Do not edit bucket_to_group for an existing collection unless you are also moving the corresponding data and have tested the migration offline.

Back Up a Cluster

Back up these items together:

  • every shard primary data directory;
  • every replica data directory if you want faster replica restore;
  • metadata owner shard data directories, which include coordinator metadata;
  • the cluster config and service files.

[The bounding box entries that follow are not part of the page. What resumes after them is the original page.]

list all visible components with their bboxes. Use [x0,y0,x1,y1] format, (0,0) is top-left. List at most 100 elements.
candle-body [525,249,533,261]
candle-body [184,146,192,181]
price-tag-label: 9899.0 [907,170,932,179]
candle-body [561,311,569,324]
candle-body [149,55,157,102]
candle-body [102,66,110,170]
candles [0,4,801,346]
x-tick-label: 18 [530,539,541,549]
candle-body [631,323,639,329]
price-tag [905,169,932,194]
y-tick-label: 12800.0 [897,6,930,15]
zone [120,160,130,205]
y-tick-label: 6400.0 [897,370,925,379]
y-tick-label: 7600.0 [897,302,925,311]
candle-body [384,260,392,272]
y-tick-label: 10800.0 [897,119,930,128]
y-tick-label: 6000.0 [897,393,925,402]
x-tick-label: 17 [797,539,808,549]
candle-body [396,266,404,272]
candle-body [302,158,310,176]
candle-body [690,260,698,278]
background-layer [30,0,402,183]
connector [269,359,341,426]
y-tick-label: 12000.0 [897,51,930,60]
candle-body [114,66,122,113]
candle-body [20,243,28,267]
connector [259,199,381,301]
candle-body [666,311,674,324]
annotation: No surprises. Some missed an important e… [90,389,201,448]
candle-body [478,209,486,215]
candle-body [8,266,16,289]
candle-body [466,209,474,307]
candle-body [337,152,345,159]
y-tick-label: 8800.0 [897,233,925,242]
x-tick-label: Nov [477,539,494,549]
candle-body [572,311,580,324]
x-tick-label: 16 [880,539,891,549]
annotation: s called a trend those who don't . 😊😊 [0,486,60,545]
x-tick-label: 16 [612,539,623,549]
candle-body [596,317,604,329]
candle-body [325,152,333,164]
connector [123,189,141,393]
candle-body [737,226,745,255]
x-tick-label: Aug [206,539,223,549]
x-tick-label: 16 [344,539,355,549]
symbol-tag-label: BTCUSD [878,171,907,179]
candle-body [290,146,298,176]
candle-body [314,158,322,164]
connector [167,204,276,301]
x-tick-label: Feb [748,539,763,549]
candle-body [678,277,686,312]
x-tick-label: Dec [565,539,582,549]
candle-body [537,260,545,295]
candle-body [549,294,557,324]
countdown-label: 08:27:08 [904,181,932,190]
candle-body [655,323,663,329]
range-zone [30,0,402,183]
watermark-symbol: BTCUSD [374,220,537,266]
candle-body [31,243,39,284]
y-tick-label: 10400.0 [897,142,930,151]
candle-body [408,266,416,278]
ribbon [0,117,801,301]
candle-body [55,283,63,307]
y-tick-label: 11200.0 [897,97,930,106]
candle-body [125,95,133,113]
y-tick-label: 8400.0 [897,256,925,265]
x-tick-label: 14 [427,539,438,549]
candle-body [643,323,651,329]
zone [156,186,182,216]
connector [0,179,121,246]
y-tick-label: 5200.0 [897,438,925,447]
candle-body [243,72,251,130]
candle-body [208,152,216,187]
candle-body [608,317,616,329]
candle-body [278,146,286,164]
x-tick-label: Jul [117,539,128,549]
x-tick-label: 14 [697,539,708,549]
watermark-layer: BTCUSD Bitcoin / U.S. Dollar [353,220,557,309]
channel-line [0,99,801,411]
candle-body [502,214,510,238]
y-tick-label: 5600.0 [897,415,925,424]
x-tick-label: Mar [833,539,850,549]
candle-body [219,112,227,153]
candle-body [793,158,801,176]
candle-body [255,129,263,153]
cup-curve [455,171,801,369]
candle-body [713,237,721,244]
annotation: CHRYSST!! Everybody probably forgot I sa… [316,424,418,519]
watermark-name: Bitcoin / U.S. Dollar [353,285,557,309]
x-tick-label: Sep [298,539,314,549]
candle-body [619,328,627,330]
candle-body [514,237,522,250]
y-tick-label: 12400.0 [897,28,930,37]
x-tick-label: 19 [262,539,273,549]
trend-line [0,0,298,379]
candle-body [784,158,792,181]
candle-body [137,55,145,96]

Before a planned backup, run checkpoints through the coordinator:

from lynse import VectorDBClient

client = VectorDBClient("http://coordinator:7637")
db = client.get_database("demo")
collection = db.get_collection("docs")
collection.checkpoint()

For multiple collections, checkpoint each collection. Then snapshot or copy the metadata owner shard data directories and shard data directories as one backup set.

Upgrade

Use a maintenance window for upgrades:

  1. Back up all shard data directories, including metadata owner shards.
  2. Stop writes at the application layer.
  3. Checkpoint active collections.
  4. Upgrade replicas first and start them.
  5. Upgrade primaries.
  6. Restart the coordinator.
  7. Run smoke tests through the coordinator.
  8. Resume writes.

For large clusters, test the exact version upgrade on a staging copy first.

Monitoring

Monitor each shard as a normal LynseDB server:

curl http://10.0.0.11:7638/healthz
curl http://10.0.0.11:7638/readyz
curl http://10.0.0.11:7638/metrics

Monitor the coordinator:

curl http://coordinator:7637/
curl http://coordinator:7637/cluster_info
curl http://coordinator:7637/coordinator_status

Alert on:

  • shard health or readiness failures;
  • coordinator process down;
  • unexpected coordinator leader changes;
  • replica state changing to stale;
  • unexpected primary_epoch changes;
  • disk usage on shard data volumes;
  • high query latency or write failures on shards.

Troubleshooting

Symptom What to check
Coordinator will not start Pass --cluster-config, or pass --metadata-owners explicitly when no config is available.
cluster config requires at least one shard group The config must contain shard_groups or shards with at least one entry.
Shard requests return unauthorized Make sure shards use --api-key and the coordinator uses the same --shard-api-key.
Metadata owner is unreachable Open the derived RPC port from each coordinator to each metadata owner shard. Metadata reads, writes, lease renewals, and owner repair use internal RPC.
Data RPC is not used Open the derived RPC port between coordinator and shard. Ordinary shard data requests can fall back to HTTP, but metadata owner traffic requires RPC.
metadata.degraded is true A replicated metadata owner is unavailable or behind. The coordinator repairs stale owners from the committed majority when they are reachable again.
Replica becomes stale It missed a mirrored write. Rebuild it from the primary before marking it active.
Search misses recent writes Confirm writes were sent to the coordinator, check shard health, then inspect cluster_info for stale or promoted nodes.
Existing data does not rebalance after adding a shard Existing collection routing is fixed. Create a new collection and migrate or re-ingest.

Operational Checklist

Before accepting production traffic:

  • shard nodes have persistent data directories;
  • metadata owner shard data directories are on persistent storage;
  • coordinator-to-shard HTTP and derived RPC ports are reachable;
  • shard authentication is configured if the shard network is not fully trusted;
  • coordinator access is protected by network policy or a proxy;
  • /cluster_info shows the expected primaries and active replicas;
  • a backup and restore procedure has been tested;
  • application clients connect only to the coordinator.